Épuisement et évanouissement
Pauline Buy, infirmière à l’hôpital San Lazaro, le centre national pour les maladies infectieuses, évoque dans Bulatlat “des seaux, et non pas des gouttes de sueur”, parlant de la chaleur insupportable qu’elle éprouve sous “son propre équipement de protection pour des gardes de huit à douze heures”. Elle en sort épuisée, au bord de l’évanouissement.
Selon Bulatlat, les soignants travaillent durant huit à douze heures par jour jusqu’à quatorze jours de suite.
Dans un autre article du Philippines Daily Inquirer, la sous-secrétaire au ministère de la Santé, Maria Rosario Vergeire, affirme que le recrutement de 984 soignants a été approuvé, et “15 000 autres pourraient être recrutés en vertu de l’urgence.”
Retenus au pays
Le gouvernement avait suspendu début avril le départ vers l’étranger des soignants, détaille le site internet Rappler. Une mesure qui devrait durer le temps de l’état d’urgence. Cette disposition concerne 13 professions médicales dont les médecins, les biologistes, les infirmiers et techniciens radiologues. Il en va des “intérêts nationaux” afin d’assurer le remplacement ou le renfort des soignants “déjà en première ligne”, explique le gouvernement. Seuls les personnels ayant déjà des contrats signés avec des organisations à l’étranger peuvent quitter le pays.
“Forcés de quitter le pays après s’être battus durant des décennies pour de meilleures conditions de travail, les infirmiers n’ont pas été convaincus par les explications du gouvernement”, poursuit Rappler.
Ainsi de Marj. Elle a été prise par surprise par cette mesure alors qu’elle venait d’arriver aux Philippines. Son premier retour à la maison depuis qu’elle a commencé son travail à Londres en 2019.
“Ils ne peuvent pas nous interdire de partir. C’est notre droit. J’ai travaillé ici en tant que volontaire durant six mois sans être payé. Le gouvernement n’a jamais pris en compte les infirmiers, on ne peut pas leur en vouloir de partir à l’étranger. Ici, les postes d’infirmiers sont sous-payés et mal considérés. Et maintenant ils demandent notre aide ?”
La dépendance des pays développés aux migrants
The New York Times rappelle combien la migration est ancrée dans la société philippine, où “près de 10 % de la population travaille à l’étranger, envoyant de l’argent chez eux et le poste d’infirmier est un des plus populaires.
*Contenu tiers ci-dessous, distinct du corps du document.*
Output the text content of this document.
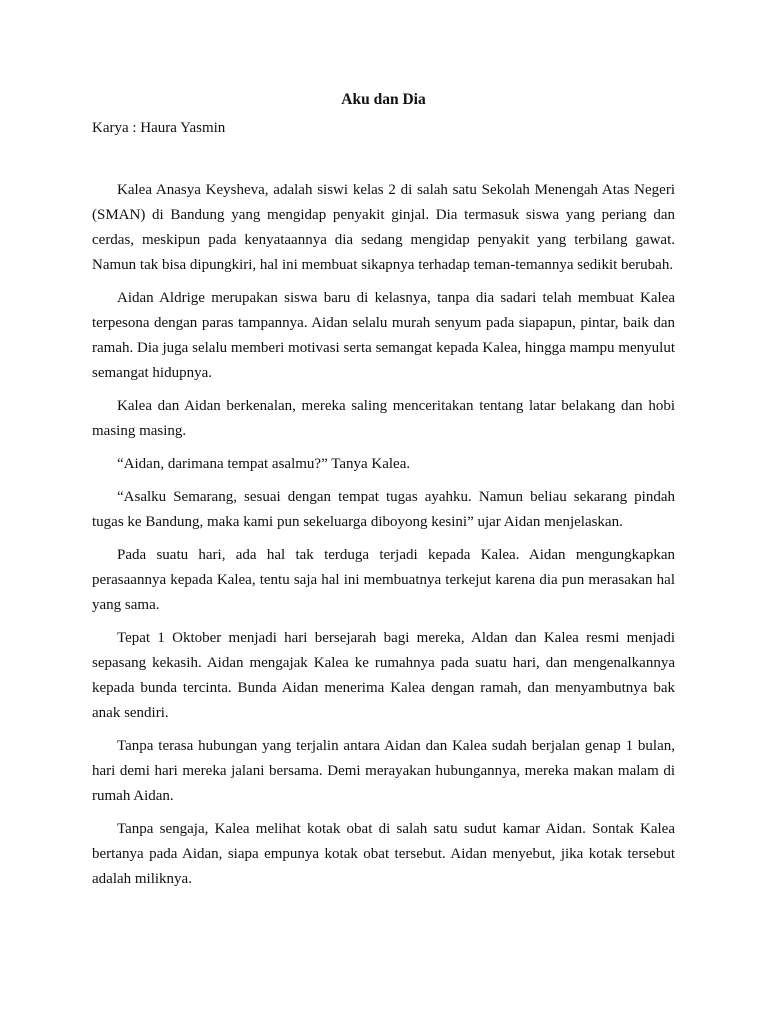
Aku dan Dia
Karya : Haura Yasmin

Kalea Anasya Keysheva, adalah siswi kelas 2 di salah satu Sekolah Menengah Atas Negeri (SMAN) di Bandung yang mengidap penyakit ginjal. Dia termasuk siswa yang periang dan cerdas, meskipun pada kenyataannya dia sedang mengidap penyakit yang terbilang gawat. Namun tak bisa dipungkiri, hal ini membuat sikapnya terhadap teman-temannya sedikit berubah.

Aidan Aldrige merupakan siswa baru di kelasnya, tanpa dia sadari telah membuat Kalea terpesona dengan paras tampannya. Aidan selalu murah senyum pada siapapun, pintar, baik dan ramah. Dia juga selalu memberi motivasi serta semangat kepada Kalea, hingga mampu menyulut semangat hidupnya.

Kalea dan Aidan berkenalan, mereka saling menceritakan tentang latar belakang dan hobi masing masing.

“Aidan, darimana tempat asalmu?” Tanya Kalea.

“Asalku Semarang, sesuai dengan tempat tugas ayahku. Namun beliau sekarang pindah tugas ke Bandung, maka kami pun sekeluarga diboyong kesini” ujar Aidan menjelaskan.

Pada suatu hari, ada hal tak terduga terjadi kepada Kalea. Aidan mengungkapkan perasaannya kepada Kalea, tentu saja hal ini membuatnya terkejut karena dia pun merasakan hal yang sama.

Tepat 1 Oktober menjadi hari bersejarah bagi mereka, Aldan dan Kalea resmi menjadi sepasang kekasih. Aidan mengajak Kalea ke rumahnya pada suatu hari, dan mengenalkannya kepada bunda tercinta. Bunda Aidan menerima Kalea dengan ramah, dan menyambutnya bak anak sendiri.

Tanpa terasa hubungan yang terjalin antara Aidan dan Kalea sudah berjalan genap 1 bulan, hari demi hari mereka jalani bersama. Demi merayakan hubungannya, mereka makan malam di rumah Aidan.

Tanpa sengaja, Kalea melihat kotak obat di salah satu sudut kamar Aidan. Sontak Kalea bertanya pada Aidan, siapa empunya kotak obat tersebut. Aidan menyebut, jika kotak tersebut adalah miliknya.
Chaque année, environ 13 000 infirmiers partent à l’étranger.”
Howard Catton, le directeur du Conseil international des infirmiers, souligne dans le New York Times combien “les infirmiers migrants ont joué un rôle très important” pour aider des pays comme l’Espagne, la Grande-Bretagne et l’Italie à combattre le virus.
Signe de la dépendance des pays développés envers les migrants, faute d’avoir formé leurs propres infirmiers.